R.L. Beattie students connected with Dr. Thomas Merritt, Canada Research Chair for national STEM event

Do you know how to do the DNA dance? You're actually doing it right now!

In fact, everybody's doing it. In this video, Sudbury students will show you how.
 
Understanding that they themselves are made of DNA, students and teachers at R.L. Beattie Public School worked with Dr. Thomas Merritt, Canada Research Chair in Genomics and Bioinformatics, to create a stunning dance that shows the moves that mitochondrial DNA make in the process of replication.
 
In doing so, the students participated in a ten-day national campaign that celebrates Canadian achievements in STEM: Science, Technology, Engineering and Math. Hundreds of events have been planned all across the country for Science Odyssey 2018 — an initiative of the Natural Sciences and Engineering Research Council of Canada.
  
"Twice a year there is a national outreach event where we talk to groups of people about STEM and the importance of research and sort of fundamental concepts," Merritt said. "But we do it in an engaging way. The neat thing with these kids, is they are now part of that national outreach event; they're part of literally hundreds of events across Canada from last Friday through the end of the week."

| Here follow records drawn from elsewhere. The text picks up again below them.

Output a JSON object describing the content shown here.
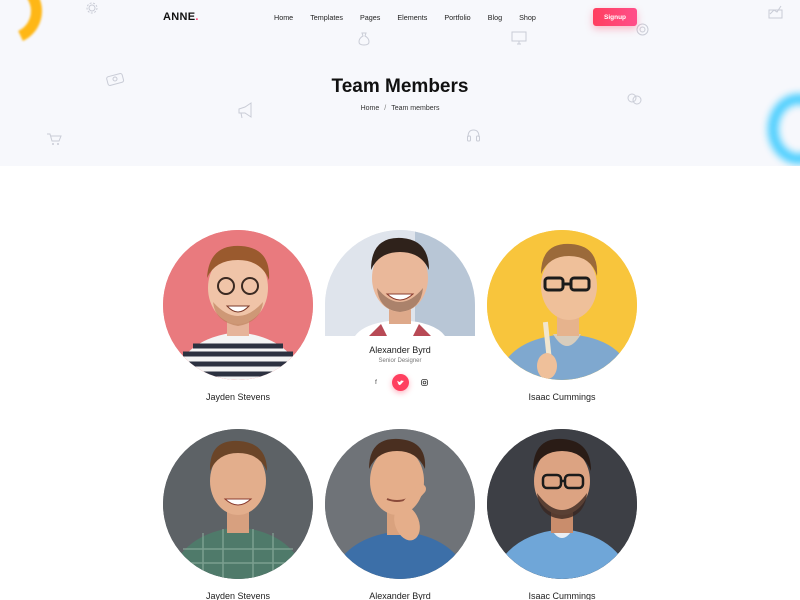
{
  "brand": {
    "name": "ANNE",
    "dot": "."
  },
  "nav": {
    "items": [
      "Home",
      "Templates",
      "Pages",
      "Elements",
      "Portfolio",
      "Blog",
      "Shop"
    ]
  },
  "header": {
    "signup_label": "Signup"
  },
  "hero": {
    "title": "Team Members",
    "breadcrumb": {
      "home": "Home",
      "separator": "/",
      "current": "Team members"
    }
  },
  "team": [
    {
      "name": "Jayden Stevens",
      "bg": "#e97a7e"
    },
    {
      "name": "Alexander Byrd",
      "role": "Senior Designer",
      "bg": "#dfe4ec",
      "socials": [
        "f",
        "t",
        "i"
      ]
    },
    {
      "name": "Isaac Cummings",
      "bg": "#f8c53c"
    },
    {
      "name": "Jayden Stevens",
      "bg": "#5d6266"
    },
    {
      "name": "Alexander Byrd",
      "bg": "#6f7378"
    },
    {
      "name": "Isaac Cummings",
      "bg": "#3d3f45"
    }
  ],
  "colors": {
    "accent": "#ff3f5f",
    "hero_bg": "#f7f8fc"
  },
  "icons": [
    "settings-icon",
    "money-bag-icon",
    "monitor-icon",
    "chart-icon",
    "cart-icon",
    "megaphone-icon",
    "headset-icon",
    "chat-icon",
    "money-icon"
  ]
}
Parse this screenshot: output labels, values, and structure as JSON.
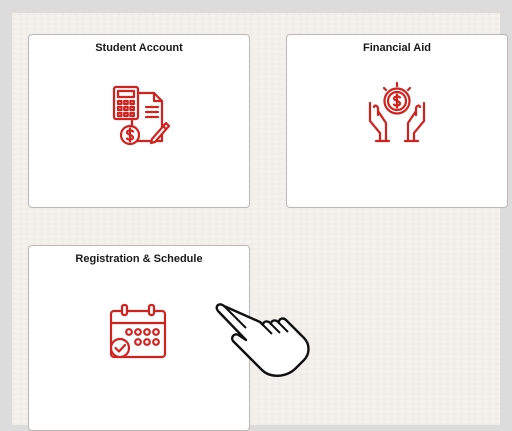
{
  "tiles": [
    {
      "title": "Student Account",
      "icon": "calculator-invoice-icon"
    },
    {
      "title": "Financial Aid",
      "icon": "hands-coin-icon"
    },
    {
      "title": "Registration & Schedule",
      "icon": "calendar-check-icon"
    }
  ],
  "colors": {
    "accent": "#d0231f",
    "page_background": "#f5f2ee",
    "tile_background": "#ffffff",
    "tile_border": "#bdb8b3"
  },
  "cursor": "hand-pointer-icon"
}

Unique music was created to accompany the DNA Dance. Music teacher Colette Nadeau took a really interesting approach to using the base letters 'C', 'G', 'A', and 'T' in the DNA dance composition. "CGAT" refers to Cytosine, Guanine, Adenine and Thymine. Nadeau said that while there is no 't' in sheet music, 'Ti' exists in the "sol-fa scale" — whereby the 'Ti' represents the 'B' note in sheet music. Mindful of how CGAT pairing occurs in DNA, the notes in Nadeau's composition are paired accordingly.

"It's important. It's all about learning, it's inspiring, it's creativity and students just love it," Nadeau said. "They're living it. In creating, the kinesthetic comes in, they get to plan, and you have the differentiated learning."

The DNA dance happens in every single cell in everyone's body. Every cell is replicating information about how to breathe, how to live, how to move, etc. Watch the video and keep and these instructions in mind, if you'd like to learn more.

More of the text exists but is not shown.